The '&'-expressions introduced in [earlier examples](#basic-functions) are
syntax sugar for user-defined functions. It is translated into a
[function](#functions) by the GQL parser. The translation rules are the
following:
- '&'-translation applies only to a function-call argument. It is an error for
'&' to appear anywhere else.
- When a function-call arg contains '&' anywhere, then the entire argument is
translated into a function with formal argument named '_', and every
occurrences of form '&col' is rewritten to become '_.col'.
Original: table | map({x:&col0, y:&col1})
After rewrite: table | map(|_|{x:_.col0, y:_.col1})
Original: table | map({x:&col0, y:&col1}) | sort(&x)
After rewrite: table | map(|_|{x:_.col0, y:_.col1}) | sort(|_|_.x)
The '&' rule applies recursively to the entire argument, so it may behave
nonintuitively if '&' appears inside a nested function call. Consider the
following example, which is a bit confusing.
Original: table | map(map(&col))
After rewrite: table | map(|_|map(_.col))
So we recommend using '&' only for simple expressions like the earlier examples.
For nested maps and other complex examples, it's cleaner to use an explicit
function syntax of form `|args...|expr`.
## Deprecated GQL constructs
The following expressions are deprecated and will be removed soon.
- '$var"
"$var" is very similar to "&var". Expression `table | filter($A==10)` will act
the same as `table | filter($A==10)`. The difference is that '$'-rule is
hard-coded into a few specific builtin functions, such as `map`, `filter`, and
`sort`, whereas '&' is implemented as a generic language rule.
- func(args...) { statements... }
This is an old-style function syntax. Use `|args...| expr` instead. The
difference between the two is that 'func` syntax requires '{' and '}' even if
the body is a single expression.
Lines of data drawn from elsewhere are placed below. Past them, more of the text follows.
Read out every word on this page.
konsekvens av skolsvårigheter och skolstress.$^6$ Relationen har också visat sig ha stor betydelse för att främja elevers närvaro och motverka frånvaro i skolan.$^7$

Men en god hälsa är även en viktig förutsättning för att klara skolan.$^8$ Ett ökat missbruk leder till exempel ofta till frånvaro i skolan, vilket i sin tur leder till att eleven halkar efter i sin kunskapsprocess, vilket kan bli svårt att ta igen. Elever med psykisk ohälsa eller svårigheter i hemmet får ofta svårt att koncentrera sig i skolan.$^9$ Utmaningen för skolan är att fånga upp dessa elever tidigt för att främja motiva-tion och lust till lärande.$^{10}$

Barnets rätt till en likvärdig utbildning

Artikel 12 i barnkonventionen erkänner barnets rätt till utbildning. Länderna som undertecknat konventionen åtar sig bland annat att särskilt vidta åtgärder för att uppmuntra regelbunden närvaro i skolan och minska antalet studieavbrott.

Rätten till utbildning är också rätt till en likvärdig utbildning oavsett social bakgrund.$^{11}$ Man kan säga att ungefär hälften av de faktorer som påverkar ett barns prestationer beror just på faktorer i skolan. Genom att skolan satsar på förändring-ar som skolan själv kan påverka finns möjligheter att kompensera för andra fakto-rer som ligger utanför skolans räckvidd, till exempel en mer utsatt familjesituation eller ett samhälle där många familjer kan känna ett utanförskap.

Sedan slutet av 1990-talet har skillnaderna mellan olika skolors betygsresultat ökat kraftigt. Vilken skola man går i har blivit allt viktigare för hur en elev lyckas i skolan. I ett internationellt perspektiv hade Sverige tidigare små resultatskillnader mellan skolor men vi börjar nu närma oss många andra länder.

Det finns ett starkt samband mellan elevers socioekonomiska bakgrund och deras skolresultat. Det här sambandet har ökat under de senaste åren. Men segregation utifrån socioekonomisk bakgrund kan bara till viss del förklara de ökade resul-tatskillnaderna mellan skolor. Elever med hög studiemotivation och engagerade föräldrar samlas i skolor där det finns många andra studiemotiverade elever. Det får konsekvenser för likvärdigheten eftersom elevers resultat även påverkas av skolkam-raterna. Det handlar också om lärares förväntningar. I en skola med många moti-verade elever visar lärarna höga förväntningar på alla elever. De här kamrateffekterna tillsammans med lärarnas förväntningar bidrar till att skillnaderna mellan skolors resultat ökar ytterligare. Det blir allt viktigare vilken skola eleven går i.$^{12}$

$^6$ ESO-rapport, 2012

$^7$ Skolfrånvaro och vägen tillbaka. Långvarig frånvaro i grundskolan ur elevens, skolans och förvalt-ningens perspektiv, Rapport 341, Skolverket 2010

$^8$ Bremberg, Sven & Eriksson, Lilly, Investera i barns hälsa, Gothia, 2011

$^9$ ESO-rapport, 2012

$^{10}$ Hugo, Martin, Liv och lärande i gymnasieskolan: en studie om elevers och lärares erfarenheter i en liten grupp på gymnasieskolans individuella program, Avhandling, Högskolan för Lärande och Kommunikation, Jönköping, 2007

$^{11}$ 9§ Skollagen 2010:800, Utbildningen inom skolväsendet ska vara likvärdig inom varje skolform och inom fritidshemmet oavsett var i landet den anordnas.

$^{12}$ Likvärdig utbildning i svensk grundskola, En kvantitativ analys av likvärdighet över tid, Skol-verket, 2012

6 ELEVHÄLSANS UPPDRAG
The '|args...|' form takes '{...}' only when
the body is a [code block](#code-blocks).
## Importing a GQL file
The load statement can be used to load a gql into another gql file.
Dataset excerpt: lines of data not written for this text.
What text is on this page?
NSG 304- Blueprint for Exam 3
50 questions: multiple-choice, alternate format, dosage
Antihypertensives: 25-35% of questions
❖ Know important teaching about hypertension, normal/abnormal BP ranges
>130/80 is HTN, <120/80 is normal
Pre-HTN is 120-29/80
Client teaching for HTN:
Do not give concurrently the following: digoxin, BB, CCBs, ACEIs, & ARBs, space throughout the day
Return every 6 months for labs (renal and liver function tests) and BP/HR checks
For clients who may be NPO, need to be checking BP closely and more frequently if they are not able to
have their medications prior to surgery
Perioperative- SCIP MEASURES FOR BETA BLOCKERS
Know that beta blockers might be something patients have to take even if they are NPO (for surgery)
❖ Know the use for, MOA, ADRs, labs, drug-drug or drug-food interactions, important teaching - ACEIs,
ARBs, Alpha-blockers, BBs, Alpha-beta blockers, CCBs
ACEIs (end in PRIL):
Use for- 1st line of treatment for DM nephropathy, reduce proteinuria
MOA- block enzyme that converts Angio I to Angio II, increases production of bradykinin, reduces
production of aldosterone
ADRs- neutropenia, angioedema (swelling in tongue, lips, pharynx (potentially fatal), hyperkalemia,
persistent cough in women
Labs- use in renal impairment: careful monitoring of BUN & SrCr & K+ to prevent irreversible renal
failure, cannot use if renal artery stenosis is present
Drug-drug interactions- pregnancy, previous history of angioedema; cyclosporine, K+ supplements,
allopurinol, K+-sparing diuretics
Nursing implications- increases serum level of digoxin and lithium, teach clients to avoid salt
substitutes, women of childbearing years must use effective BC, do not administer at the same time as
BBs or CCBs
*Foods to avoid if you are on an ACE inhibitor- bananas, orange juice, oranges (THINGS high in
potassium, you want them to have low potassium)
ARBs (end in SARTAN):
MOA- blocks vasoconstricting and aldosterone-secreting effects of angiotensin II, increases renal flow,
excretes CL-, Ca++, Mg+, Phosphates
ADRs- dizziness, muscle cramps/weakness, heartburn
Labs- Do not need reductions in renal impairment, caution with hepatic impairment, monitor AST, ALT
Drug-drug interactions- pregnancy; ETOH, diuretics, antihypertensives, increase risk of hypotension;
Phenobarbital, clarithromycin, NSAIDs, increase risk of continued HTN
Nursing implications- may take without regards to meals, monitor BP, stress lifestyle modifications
Assume file `file1.gql` has the following contents:
x := 10
Assume file `file2.gql` has the following contents:
load `file1.gql`
x * 2
If you evaluate file2.gql, it will print "20".
If a gql file can contain multiple load statements. The load statement must
appear before any other statement.
## Builtin functions
{{builtin}}
## Future plans
- Invoking R functions inside GQL.
- Invoking GQL inside R.
- Reading VCF and other non-tsv files.